3. Standard Care: Standard care in Iran may differ from our standard care. Some places like to apply ice packs, or use different external devices to stop bleeding and a variety of intranasal medications.
4. Electric Cautery: After the treatment in both groups, bipolar cauterization was used when there was a visible bleeding site in the anterior part of the nasal cavity. Many patients required electric cautery in this trial. This included about two-thirds of the patients in both groups.
This result is much higher than in my practice experience. It further suggests that these are selected patients with more severe disease and/or Iran has a different standard practice. In addition, electric cautery is not available where I've worked in multiple sites in Ontario, Canada. Perhaps those in the UK, USA, Europe, Australia/NZ and elsewhere could respond about their use of electric cautery.
Electric cautery could have some potential harms. These direct harms or any other harms/adverse events were not mentioned in the manuscript. It is an unfortunate trend for studies either to under-report or not report harms at all. How can clinicians and patients make an informed decision with only knowing the potential benefits and not knowing the potential harms?
5. Other Situations: This trial is silent on other clinical situations of epistaxis which are routinely encountered in the ED. This includes traumatic bleeding, patients on anticoagulants drugs or patients who represent to the ED with refractory bleeding.
Comment on Authors’ Conclusion Compared to SGEM Conclusion: We agree with the authors' conclusions but would have made a friendly amendment to qualify that it was in a select population at a subspecialized ENT ED in Iran.
SGEM Bottom Line: It is reasonable to add TXA to your cotton pledgets for adults with uncomplicated anterior epistaxis.
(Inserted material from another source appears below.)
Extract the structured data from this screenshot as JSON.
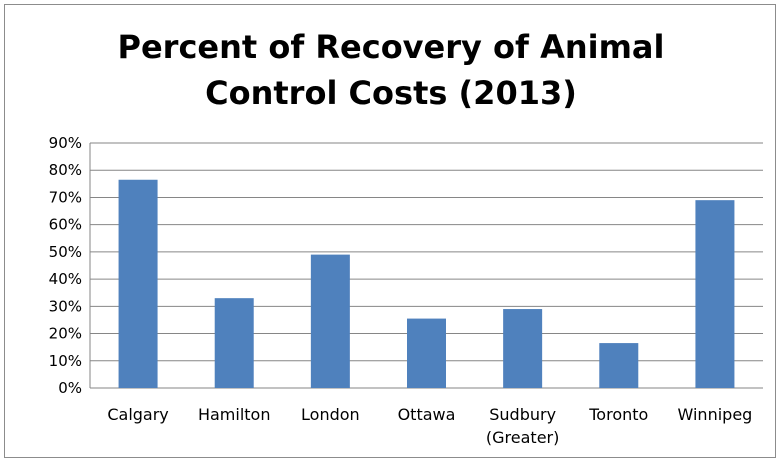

Case Resolution: Jim blew out his nose and you applied cotton pledgets soaked with vasoconstricting solution and TXA. His epistaxis resolved without the need for anterior packing. You provide him instructions to avoid nose picking, you improved patient satisfaction and ED flow.
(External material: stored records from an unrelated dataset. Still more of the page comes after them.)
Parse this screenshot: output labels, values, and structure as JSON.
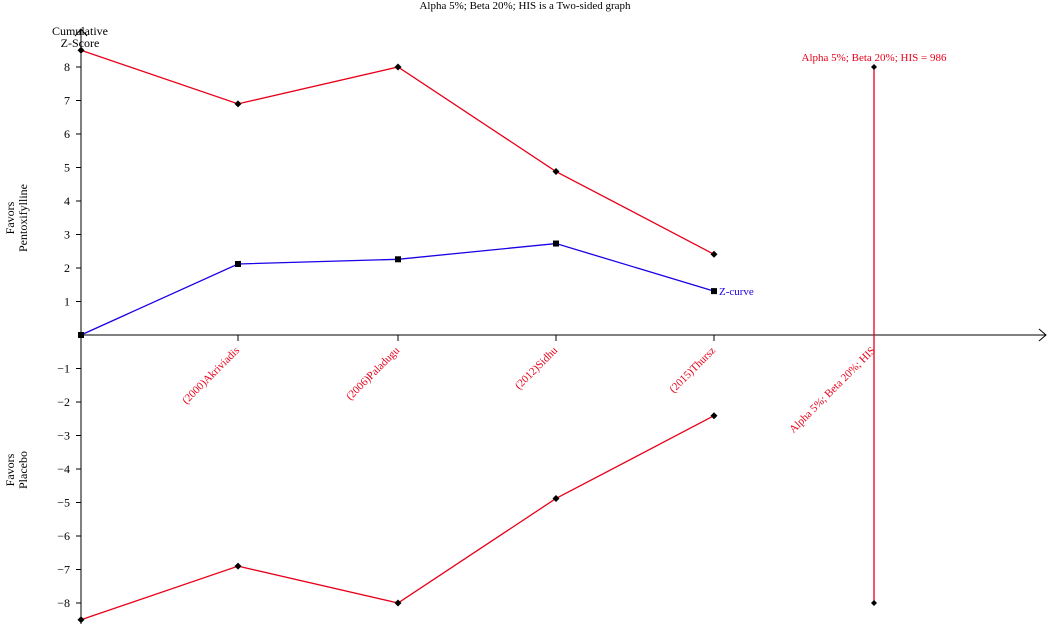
{
  "chart_data": {
    "type": "line",
    "title": "Alpha 5%; Beta 20%; HIS is a Two-sided graph",
    "ylabel": [
      "Cumulative",
      "Z-Score"
    ],
    "side_labels": {
      "upper": [
        "Favors",
        "Pentoxifylline"
      ],
      "lower": [
        "Favors",
        "Placebo"
      ]
    },
    "yticks": [
      8,
      7,
      6,
      5,
      4,
      3,
      2,
      1,
      -1,
      -2,
      -3,
      -4,
      -5,
      -6,
      -7,
      -8
    ],
    "ylim": [
      -8.5,
      8.5
    ],
    "categories": [
      "(2000)Akriviadis",
      "(2006)Paladugu",
      "(2012)Sidhu",
      "(2015)Thursz",
      "Alpha 5%; Beta 20%; HIS"
    ],
    "series": [
      {
        "name": "Z-curve",
        "color": "#1a00e6",
        "marker": "square",
        "values": [
          0,
          2.12,
          2.26,
          2.73,
          1.31
        ]
      },
      {
        "color": "#e8001a",
        "marker": "diamond",
        "values": [
          8.5,
          6.9,
          8.0,
          4.88,
          2.41
        ]
      },
      {
        "color": "#e8001a",
        "marker": "diamond",
        "values": [
          -8.5,
          -6.9,
          -8.0,
          -4.88,
          -2.41
        ]
      }
    ],
    "his_line": {
      "label": "Alpha 5%; Beta 20%; HIS = 986",
      "color": "#e8001a",
      "ymax": 8.0,
      "ymin": -8.0
    }
  }
}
Clinical Application: If TXA is rapidly available, consider adding it to patients with atraumatic anterior epistaxis in your cotton pledgets. An NNT 7 for decreasing the need for anterior packing is clinically important, TXA is cheap, and a single topical application is very unlikely to cause harm.
Dr. Dominique Trudel
What Do I Tell the Patient? Blow your nose to remove some of the blood. Then we will put a cotton pack up your nose. It will have two medications on the cotton. One medication stops bleeding by pinching off the blood vessels.